Under the statement, councils are expected to maintain or improve water quality, safeguard freshwater ecosystems and indigenous species and set objectives for all freshwater bodies. The proposed amendments will bring in more specific rules and establish what's called a National Objectives Framework.
The first step for each region is be to bring together all stakeholders - including farming, industry, recreational, iwi and environmental - get them to establish agreed values and then work through a process of setting limits and designing a management plan.
This plan will be formally drawn up by council planners, put out for consultation and submissions, go through an appeals process and eventually become law.
Manawatu is further through the process than the rest of New Zealand with the One Plan being completed before the NPS was formulated.
Nutrient limits in the original plan caused bitter division between council and farming interests and millions of dollars were spend on court action.
With a modified plan now in force, some of that bitterness has eased and farmers in two small catchments are now working on implementing the new rules.
The council is now taking a pragmatic approach, says Federated Farmers water policy advisor Paul Le Miere.
"There's definitely a change of mentality that they want to get people through this and get the pathway in the right direction, rather than be dogmatic around the numbers and definitely not hit people on their profitability adversely hard."
One Plan will need modification further down the track to make it comply with the NPS, but that's likely to be matters of detail rather than a change in the overall thrust of the plan.
In Canterbury, the new Land and Water Regional Plan has been notified and is now under appeal on points of law. It is generally expected to be operational later this year.
The region has been broken into 10 zones corresponding to different catchments, and committees have come up with plans for the zones. Nutrient limits have been set in some zones while others are working through this process.
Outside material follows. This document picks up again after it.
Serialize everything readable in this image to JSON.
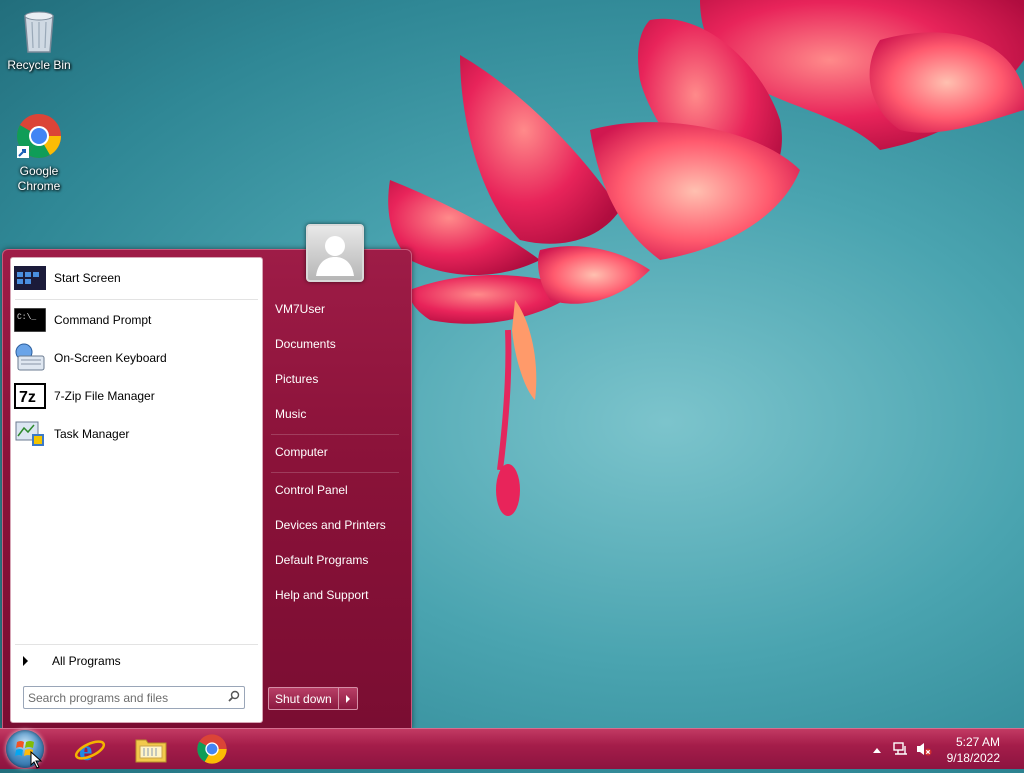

For some farmers, the LWRP is likely to cause real pain, depending largely on where their farm is and what sort of land it's on. In "red zones", with "leaky" stony soils and degraded waterways, they will face challenging N-loss limits.
"If catchments are deemed to be over-allocated, say around nutrient levels and particularly around nitrogen, then there's going to have to be some significant changes in that catchment on-farm to address that over-allocation," says Scarsbrook.
If farmers can't meet their N targets, some tough decisions await them. "That becomes a very difficult conversation because once the limit has been set, you move into a question of how to allocate that slice of the pie."
Meanwhile, work has started on the giant Central Plains Water project that will eventually water 60,000ha of Canterbury farmland between the Rakaia and Waimakariri Rivers.
Government agency Crown Irrigation Investments confirmed last week it would lend Central Plains Water $6.5 million to help pay for the $140m stage one of the scheme.
DairyNZ is working with farmers everywhere to improve management and make the most efficient use of all their resources but there's only so much can be done.